I have often heard members of our white minority complaining about crime, expressing the desire to leave a country that is “going backwards”. I have never felt that way.

I grew up in a diverse home where racism was non-existent. I grew up playing in soccer academies in areas where I often saw no other white people.

Never have I experienced a crime in my household nor have I been personally victimised. I lived my life in a free South Africa, unlike those who claimed that, if they lived abroad, their “children could ride their bikes outside and walk to school”. Growing up, I played in my neighbourhood park, in Orange Grove. I walked to school with my helper every day.

“I grew up in a diverse home where racism was non-existent.”

Luca sliceIn my mother’s opinion, it was always about your attitude to crime.

If you wanted to be negative then bad things would happen to you.

However last week Wednesday, while covering a soccer game, I was mugged. I was approached by two men who took my phone and threatened me physically. I was distraught.
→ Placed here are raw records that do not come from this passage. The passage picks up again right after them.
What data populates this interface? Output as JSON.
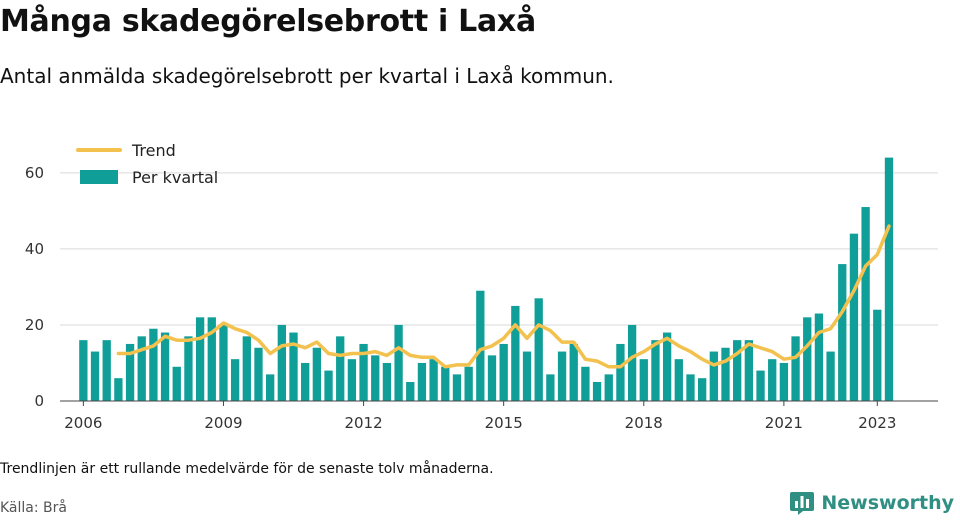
{
  "title": "Många skadegörelsebrott i Laxå",
  "subtitle": "Antal anmälda skadegörelsebrott per kvartal i Laxå kommun.",
  "note": "Trendlinjen är ett rullande medelvärde för de senaste tolv månaderna.",
  "source": "Källa: Brå",
  "brand": {
    "name": "Newsworthy",
    "icon": "bar-chart-logo-icon"
  },
  "colors": {
    "bar": "#0f9e98",
    "trend": "#f2c14e",
    "grid": "#d9d9d9",
    "brand": "#2f8f83"
  },
  "chart_data": {
    "type": "bar",
    "xlim": [
      2005.5,
      2024.3
    ],
    "ylim": [
      0,
      66
    ],
    "yticks": [
      0,
      20,
      40,
      60
    ],
    "ytick_labels": [
      "0",
      "20",
      "40",
      "60"
    ],
    "xticks": [
      2006,
      2009,
      2012,
      2015,
      2018,
      2021,
      2023
    ],
    "xtick_labels": [
      "2006",
      "2009",
      "2012",
      "2015",
      "2018",
      "2021",
      "2023"
    ],
    "grid": true,
    "legend_position": "top-left",
    "series": [
      {
        "name": "Trend",
        "type": "line",
        "x": [
          2006.75,
          2007.0,
          2007.25,
          2007.5,
          2007.75,
          2008.0,
          2008.25,
          2008.5,
          2008.75,
          2009.0,
          2009.25,
          2009.5,
          2009.75,
          2010.0,
          2010.25,
          2010.5,
          2010.75,
          2011.0,
          2011.25,
          2011.5,
          2011.75,
          2012.0,
          2012.25,
          2012.5,
          2012.75,
          2013.0,
          2013.25,
          2013.5,
          2013.75,
          2014.0,
          2014.25,
          2014.5,
          2014.75,
          2015.0,
          2015.25,
          2015.5,
          2015.75,
          2016.0,
          2016.25,
          2016.5,
          2016.75,
          2017.0,
          2017.25,
          2017.5,
          2017.75,
          2018.0,
          2018.25,
          2018.5,
          2018.75,
          2019.0,
          2019.25,
          2019.5,
          2019.75,
          2020.0,
          2020.25,
          2020.5,
          2020.75,
          2021.0,
          2021.25,
          2021.5,
          2021.75,
          2022.0,
          2022.25,
          2022.5,
          2022.75,
          2023.0,
          2023.25
        ],
        "values": [
          12.5,
          12.5,
          13.5,
          14.5,
          17.0,
          16.0,
          16.0,
          16.5,
          18.0,
          20.5,
          19.0,
          18.0,
          16.0,
          12.5,
          14.5,
          15.0,
          14.0,
          15.5,
          12.5,
          12.0,
          12.5,
          12.5,
          13.0,
          12.0,
          14.0,
          12.0,
          11.5,
          11.5,
          9.0,
          9.5,
          9.5,
          13.5,
          14.5,
          16.5,
          20.0,
          16.5,
          20.0,
          18.5,
          15.5,
          15.5,
          11.0,
          10.5,
          9.0,
          9.0,
          11.5,
          13.0,
          15.0,
          16.5,
          14.5,
          13.0,
          11.0,
          9.5,
          10.5,
          12.5,
          15.0,
          14.0,
          13.0,
          11.0,
          11.5,
          14.5,
          18.0,
          19.0,
          23.5,
          29.0,
          35.5,
          38.5,
          46.0
        ]
      },
      {
        "name": "Per kvartal",
        "type": "bar",
        "x": [
          2006.0,
          2006.25,
          2006.5,
          2006.75,
          2007.0,
          2007.25,
          2007.5,
          2007.75,
          2008.0,
          2008.25,
          2008.5,
          2008.75,
          2009.0,
          2009.25,
          2009.5,
          2009.75,
          2010.0,
          2010.25,
          2010.5,
          2010.75,
          2011.0,
          2011.25,
          2011.5,
          2011.75,
          2012.0,
          2012.25,
          2012.5,
          2012.75,
          2013.0,
          2013.25,
          2013.5,
          2013.75,
          2014.0,
          2014.25,
          2014.5,
          2014.75,
          2015.0,
          2015.25,
          2015.5,
          2015.75,
          2016.0,
          2016.25,
          2016.5,
          2016.75,
          2017.0,
          2017.25,
          2017.5,
          2017.75,
          2018.0,
          2018.25,
          2018.5,
          2018.75,
          2019.0,
          2019.25,
          2019.5,
          2019.75,
          2020.0,
          2020.25,
          2020.5,
          2020.75,
          2021.0,
          2021.25,
          2021.5,
          2021.75,
          2022.0,
          2022.25,
          2022.5,
          2022.75,
          2023.0,
          2023.25
        ],
        "values": [
          16,
          13,
          16,
          6,
          15,
          17,
          19,
          18,
          9,
          17,
          22,
          22,
          20,
          11,
          17,
          14,
          7,
          20,
          18,
          10,
          14,
          8,
          17,
          11,
          15,
          12,
          10,
          20,
          5,
          10,
          11,
          9,
          7,
          9,
          29,
          12,
          15,
          25,
          13,
          27,
          7,
          13,
          15,
          9,
          5,
          7,
          15,
          20,
          11,
          16,
          18,
          11,
          7,
          6,
          13,
          14,
          16,
          16,
          8,
          11,
          10,
          17,
          22,
          23,
          13,
          36,
          44,
          51,
          24,
          64
        ]
      }
    ]
  }
}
When they walked up to me, I had no foresight of what would happen next. I was not scared, I was just ready to get home and finish my work. I did not expect to be mugged.

Friends have since suggested that I take precautionary measures for the future: perhaps buy pepper spray or a knife to protect myself. I thought deeply about this and remembered my mother’s words. I decided not to buy either of these items because, if I do, I fear that I will constantly find reasons to use them.

I made the decision that those two men will not change my attitude towards the country I hold so dear to my heart.

I will not become a racist because of two people who committed a crime.

I will not live in fear in the streets I call my own because of two individuals. I still love my beautiful country, but I will learn to be more cautious, because not everyone is a good person.

I am lucky that I was not physically harmed, and I understand the situation could have been vastly different. But crime happens all over the world.

I still live with hope that one day, my children will have the same childhood that I had and will experience the freedom I experienced and the simple pleasure of being able to walk in their neighbourhood without fear in their hearts.